Just a quick note about the weekend. The RTW muslin is in a place I'm happy with, the fashion fabric is partially cut out, and I had a productive research weekend. You all have seen the outfit I'm wearing above; the shirt J is wearing is a shirt I finished literally Easter morning. The construction turned out well, and J loves it, but I HATE the fabric. It's some kind of poly blend (mystery thrift store fabric) that's got a weird silky hand, but J loves it. And although I didn't do the MPB Negroni shirt sewalong, I definitely learned the value varying stitch lengths for different areas--I don't love this shirt because of the fabric, but I feel good about my work on it.
I didn't get the editing/writing done that I wanted to, because I ended up chasing about 140 years of footnotes, but I found the source of an annoying scholarly myth that's been bugging me for several years. It's the sort of thing that doesn't even get cited anymore because everyone accepts it as true--everyone in the 19th century cited primary documents, so we'll cite the 19th century writers, and not examine their evidence.

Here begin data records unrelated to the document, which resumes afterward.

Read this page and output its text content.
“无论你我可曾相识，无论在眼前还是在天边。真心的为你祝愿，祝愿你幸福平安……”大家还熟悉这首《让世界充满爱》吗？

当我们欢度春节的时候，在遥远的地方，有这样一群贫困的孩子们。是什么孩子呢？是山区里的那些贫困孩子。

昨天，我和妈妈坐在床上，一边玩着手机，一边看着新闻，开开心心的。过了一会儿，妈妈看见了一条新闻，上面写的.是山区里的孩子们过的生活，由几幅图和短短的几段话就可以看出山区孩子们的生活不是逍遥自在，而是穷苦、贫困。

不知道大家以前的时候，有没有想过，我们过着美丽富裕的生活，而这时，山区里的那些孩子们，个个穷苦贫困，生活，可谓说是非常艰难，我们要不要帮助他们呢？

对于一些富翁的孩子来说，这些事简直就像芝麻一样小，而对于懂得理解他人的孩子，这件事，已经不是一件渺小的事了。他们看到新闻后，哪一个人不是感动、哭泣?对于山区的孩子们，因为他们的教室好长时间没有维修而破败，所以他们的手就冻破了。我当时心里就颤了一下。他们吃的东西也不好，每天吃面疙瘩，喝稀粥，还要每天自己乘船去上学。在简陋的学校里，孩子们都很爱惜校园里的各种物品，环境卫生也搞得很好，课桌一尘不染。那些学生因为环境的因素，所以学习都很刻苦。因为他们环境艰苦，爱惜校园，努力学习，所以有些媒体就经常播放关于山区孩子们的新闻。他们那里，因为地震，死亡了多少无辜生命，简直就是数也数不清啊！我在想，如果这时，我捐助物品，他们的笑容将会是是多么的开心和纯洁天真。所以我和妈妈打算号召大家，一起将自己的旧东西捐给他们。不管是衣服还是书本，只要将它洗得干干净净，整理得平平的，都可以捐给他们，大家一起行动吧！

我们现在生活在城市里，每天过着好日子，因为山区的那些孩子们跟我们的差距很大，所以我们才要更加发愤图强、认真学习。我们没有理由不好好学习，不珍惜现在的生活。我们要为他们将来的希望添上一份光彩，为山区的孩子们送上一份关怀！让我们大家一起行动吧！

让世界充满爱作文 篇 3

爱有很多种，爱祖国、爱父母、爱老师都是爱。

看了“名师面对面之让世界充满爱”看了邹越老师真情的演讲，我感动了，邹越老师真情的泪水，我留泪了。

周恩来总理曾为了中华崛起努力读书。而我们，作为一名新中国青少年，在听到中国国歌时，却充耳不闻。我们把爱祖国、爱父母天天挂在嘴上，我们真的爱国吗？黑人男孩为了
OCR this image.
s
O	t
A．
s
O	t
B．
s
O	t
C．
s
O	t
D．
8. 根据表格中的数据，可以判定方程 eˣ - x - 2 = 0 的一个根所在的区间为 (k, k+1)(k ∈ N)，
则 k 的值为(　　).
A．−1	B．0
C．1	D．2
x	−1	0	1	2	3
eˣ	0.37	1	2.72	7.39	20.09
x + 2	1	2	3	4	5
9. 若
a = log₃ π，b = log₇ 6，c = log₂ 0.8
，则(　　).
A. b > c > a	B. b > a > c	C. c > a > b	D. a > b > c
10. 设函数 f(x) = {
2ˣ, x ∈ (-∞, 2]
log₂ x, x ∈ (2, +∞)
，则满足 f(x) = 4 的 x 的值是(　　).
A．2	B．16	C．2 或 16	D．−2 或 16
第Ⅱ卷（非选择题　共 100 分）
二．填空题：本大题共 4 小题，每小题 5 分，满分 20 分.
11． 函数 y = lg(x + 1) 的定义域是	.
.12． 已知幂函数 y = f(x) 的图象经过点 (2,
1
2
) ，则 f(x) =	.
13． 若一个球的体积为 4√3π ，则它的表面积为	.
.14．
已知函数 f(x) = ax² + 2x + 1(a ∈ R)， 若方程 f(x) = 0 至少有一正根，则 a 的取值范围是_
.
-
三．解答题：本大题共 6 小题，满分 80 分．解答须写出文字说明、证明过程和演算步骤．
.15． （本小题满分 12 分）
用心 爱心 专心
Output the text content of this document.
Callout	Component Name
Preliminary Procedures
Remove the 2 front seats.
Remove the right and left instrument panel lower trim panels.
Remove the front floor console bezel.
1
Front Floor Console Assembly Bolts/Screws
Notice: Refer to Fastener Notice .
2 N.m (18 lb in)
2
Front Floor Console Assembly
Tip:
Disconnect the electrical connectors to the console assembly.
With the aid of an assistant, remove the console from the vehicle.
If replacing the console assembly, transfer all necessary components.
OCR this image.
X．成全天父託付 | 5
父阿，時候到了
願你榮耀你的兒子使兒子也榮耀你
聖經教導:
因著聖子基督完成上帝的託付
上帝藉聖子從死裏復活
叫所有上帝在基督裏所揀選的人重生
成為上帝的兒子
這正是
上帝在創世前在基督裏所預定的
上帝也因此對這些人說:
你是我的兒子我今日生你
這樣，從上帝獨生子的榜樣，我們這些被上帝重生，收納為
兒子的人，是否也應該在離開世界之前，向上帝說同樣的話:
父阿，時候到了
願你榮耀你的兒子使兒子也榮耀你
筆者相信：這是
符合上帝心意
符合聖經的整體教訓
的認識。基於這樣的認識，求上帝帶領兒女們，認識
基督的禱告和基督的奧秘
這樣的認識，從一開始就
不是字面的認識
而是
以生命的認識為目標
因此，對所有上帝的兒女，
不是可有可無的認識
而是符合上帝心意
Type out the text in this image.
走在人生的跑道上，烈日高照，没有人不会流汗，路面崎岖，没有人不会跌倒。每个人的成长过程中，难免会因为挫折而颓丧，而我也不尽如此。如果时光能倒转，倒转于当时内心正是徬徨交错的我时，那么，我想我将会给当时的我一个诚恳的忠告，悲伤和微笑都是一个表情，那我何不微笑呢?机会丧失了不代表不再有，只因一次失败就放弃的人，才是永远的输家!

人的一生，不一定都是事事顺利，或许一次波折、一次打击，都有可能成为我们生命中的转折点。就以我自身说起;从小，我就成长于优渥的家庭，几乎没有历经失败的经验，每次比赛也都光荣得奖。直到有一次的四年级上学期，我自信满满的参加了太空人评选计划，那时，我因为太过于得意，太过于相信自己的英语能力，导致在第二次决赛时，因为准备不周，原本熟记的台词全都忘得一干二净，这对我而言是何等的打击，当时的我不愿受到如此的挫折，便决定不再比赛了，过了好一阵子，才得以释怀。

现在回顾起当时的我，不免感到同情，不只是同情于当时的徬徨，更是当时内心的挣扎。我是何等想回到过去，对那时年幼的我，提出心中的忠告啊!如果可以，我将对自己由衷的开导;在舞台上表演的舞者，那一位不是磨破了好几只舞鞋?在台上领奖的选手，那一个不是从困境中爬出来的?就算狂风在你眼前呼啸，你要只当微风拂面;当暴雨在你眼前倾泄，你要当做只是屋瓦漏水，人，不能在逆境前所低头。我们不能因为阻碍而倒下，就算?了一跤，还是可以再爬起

However, when you chase down the 19th century citations, all these writers are basing their arguments about both the 17th and 18th centuries on a single document written in 1689. It's used as the sole source for the price of retail goods sold to Native people in French Canada and New York, and A. it was written in Paris by someone who had never been to North America, and B. the prices it quotes are way off base from the account books I've found for both French Canada and New York for the same period.
It boggles my mind that no one has examined these numbers, because entire books rely on the assumption that this document is accurate. I'm rolling around in my head how to write about the problem of relying on this document and why it's wrong without it being horribly boring, but I'm excited about the find. And with the magic of the interwebs, I can find pretty much everyone who has either cited this document or someone who relies on other scholars who do.
Have you had an exciting breakthrough lately, in work, sewing or something else? I didn't accomplish my stated goal for the weekend, but I did accomplish something, and that made the weekend feel pretty productive.
That doesn't sound boring to me, and I'm not even an academic. It's like the discovery that scientists in the 70s weren't discovering new cells, but that hela cells were contaminating labs like crazy.
ReplyDeleteWrite it!
Also, love the negroni. I was pondering trying one for my J.
Glad it doesn't sound boring to you ab! I think academics (at least in the humanities) sometimes have a problem explaining why things are important--we spend so much time on it, so it must be important!
ReplyDeletere: the shirt, I guess I should have been more clear, because it's not actually a Negroni. It's actually a vintage cowboy shirt pattern that I've taken the yoke detail away from, since my J is so skinny that a lot of dress shirt patterns are too big for him. I've heard the Negroni has some fit issues for skinny guys, although I don't know. I just meant that I learned a lot from just reading the MPB sewalong--it got me thinking about detail even though I've already done several shirts for J.